Appena uscito mi sedetti su una panchina di fronte a tutti e tre i negozi. Non avevo concluso nulla dalla mia ricerca, e tutto a causa delle mie mani. Ciononostante, toccandole con premura e osservandole attentamente, non ci trovavo nulla di strano o di particolare. Erano le mie mani, legate alle mie braccia, a loro volta legate al mio busto che è legato alla mia testa. Stringevo il pugno, lo aprivo, alzavo e abbassavo le singole dita: tutto funzionava alla perfezione, senza il minimo ritardo o esitazione.

    Fuori dai negozi non sentivo più l'angoscia e l'oppressione provata durante i pagamenti. A quanto pare tale sensazione veniva solo quando stavo per pagare e la cosa era assai curiosa. Capii che era una sorta di repulsione, ma non riuscivo proprio a comprendere le cause. Perché mai dovevo rifiutarmi di acquistare? Per il primo acquisto ci poteva pure stare, poiché non era quello lo scopo per cui ero venuto, ma nel terzo negozio proprio non c'era una scusa o un motivo che tenesse, avevo i videogiochi che tanto desideravo in mano. Non era una questione di quantità e neanche di prezzo, era qualcosa di più radicato e profondo nel mio animo. Per fortuna era tutto finito, il sentimento era ormai lontano e le mani di nuovo sotto il mio controllo. Come un brutto sogno o un ricordo lontano, ormai faceva parte del passato e mi sembrava impossibile pensare che mi fosse davvero successa una cosa del genere. Cercai subito di rimuovere tali ricordi dalla memoria, facevo finta che non fossero mai accaduti.

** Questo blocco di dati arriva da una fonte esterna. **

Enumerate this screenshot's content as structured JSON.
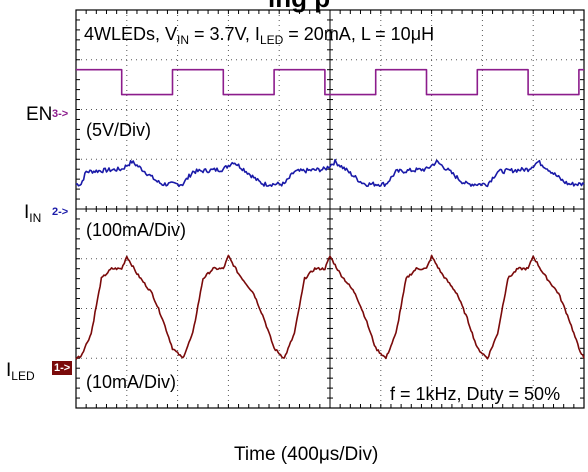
{
  "title_partial": "ing p",
  "conditions": {
    "prefix": "4WLEDs, V",
    "vin_sub": "IN",
    "vin_value": " = 3.7V, I",
    "iled_sub": "LED",
    "iled_value": " = 20mA, L = 10",
    "mu": "μ",
    "unit": "H"
  },
  "channels": [
    {
      "label": "EN",
      "label_sub": "",
      "marker": "3->",
      "scale": "(5V/Div)",
      "color": "#8c1c8c",
      "marker_style": "text"
    },
    {
      "label": "I",
      "label_sub": "IN",
      "marker": "2->",
      "scale": "(100mA/Div)",
      "color": "#1a1aa8",
      "marker_style": "text"
    },
    {
      "label": "I",
      "label_sub": "LED",
      "marker": "1->",
      "scale": "(10mA/Div)",
      "color": "#7a0a0a",
      "marker_style": "box"
    }
  ],
  "annotation": "f = 1kHz, Duty = 50%",
  "xlabel_prefix": "Time  (400",
  "xlabel_mu": "μ",
  "xlabel_suffix": "s/Div)",
  "chart_data": {
    "type": "line",
    "x_unit": "div",
    "xlim": [
      0,
      10
    ],
    "ylim": [
      0,
      8
    ],
    "grid": true,
    "series": [
      {
        "name": "EN",
        "x": [
          0,
          0.9,
          0.9,
          1.9,
          1.9,
          2.9,
          2.9,
          3.9,
          3.9,
          4.9,
          4.9,
          5.9,
          5.9,
          6.9,
          6.9,
          7.9,
          7.9,
          8.9,
          8.9,
          9.9,
          9.9,
          10
        ],
        "y": [
          6.8,
          6.8,
          6.3,
          6.3,
          6.8,
          6.8,
          6.3,
          6.3,
          6.8,
          6.8,
          6.3,
          6.3,
          6.8,
          6.8,
          6.3,
          6.3,
          6.8,
          6.8,
          6.3,
          6.3,
          6.8,
          6.8
        ]
      },
      {
        "name": "IN",
        "x": [
          0,
          0.1,
          0.2,
          0.9,
          1.1,
          1.3,
          1.6,
          1.7,
          1.9,
          2.1,
          2.3,
          2.9,
          3.1,
          3.3,
          3.6,
          3.7,
          3.9,
          4.1,
          4.3,
          4.9,
          5.1,
          5.3,
          5.6,
          5.7,
          5.9,
          6.1,
          6.3,
          6.9,
          7.1,
          7.3,
          7.6,
          7.7,
          7.9,
          8.1,
          8.3,
          8.9,
          9.1,
          9.3,
          9.6,
          9.7,
          9.9,
          10
        ],
        "y": [
          4.5,
          4.5,
          4.75,
          4.8,
          4.95,
          4.8,
          4.55,
          4.5,
          4.5,
          4.5,
          4.75,
          4.8,
          4.95,
          4.8,
          4.55,
          4.5,
          4.5,
          4.5,
          4.75,
          4.8,
          4.95,
          4.8,
          4.55,
          4.5,
          4.5,
          4.5,
          4.75,
          4.8,
          4.95,
          4.8,
          4.55,
          4.5,
          4.5,
          4.5,
          4.75,
          4.8,
          4.95,
          4.8,
          4.55,
          4.5,
          4.5,
          4.5
        ]
      },
      {
        "name": "LED",
        "x": [
          0,
          0.1,
          0.3,
          0.5,
          0.7,
          0.9,
          1.0,
          1.2,
          1.5,
          1.7,
          1.9,
          2.1,
          2.3,
          2.5,
          2.7,
          2.9,
          3.0,
          3.2,
          3.5,
          3.7,
          3.9,
          4.1,
          4.3,
          4.5,
          4.7,
          4.9,
          5.0,
          5.2,
          5.5,
          5.7,
          5.9,
          6.1,
          6.3,
          6.5,
          6.7,
          6.9,
          7.0,
          7.2,
          7.5,
          7.7,
          7.9,
          8.1,
          8.3,
          8.5,
          8.7,
          8.9,
          9.0,
          9.2,
          9.5,
          9.7,
          9.9,
          10
        ],
        "y": [
          1.0,
          1.05,
          1.5,
          2.6,
          2.8,
          2.8,
          3.05,
          2.7,
          2.3,
          1.8,
          1.2,
          1.0,
          1.5,
          2.6,
          2.8,
          2.8,
          3.05,
          2.7,
          2.3,
          1.8,
          1.2,
          1.0,
          1.5,
          2.6,
          2.8,
          2.8,
          3.05,
          2.7,
          2.3,
          1.8,
          1.2,
          1.0,
          1.5,
          2.6,
          2.8,
          2.8,
          3.05,
          2.7,
          2.3,
          1.8,
          1.2,
          1.0,
          1.5,
          2.6,
          2.8,
          2.8,
          3.05,
          2.7,
          2.3,
          1.8,
          1.2,
          1.0
        ]
      }
    ]
  }
}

    Mi alzai e mi allontanai dal corridoio. I tre negozi erano rimasti aperti, ma ancora non c'era nessuno oltre a me. Mentre tornavo per incontrare la mia famiglia, rimasta nel frattempo in qualche altro negozio, mi venne la sensazione che loro erano riusciti a comprare qualcosa a differenza mia. E loro non si facevano questi problemi.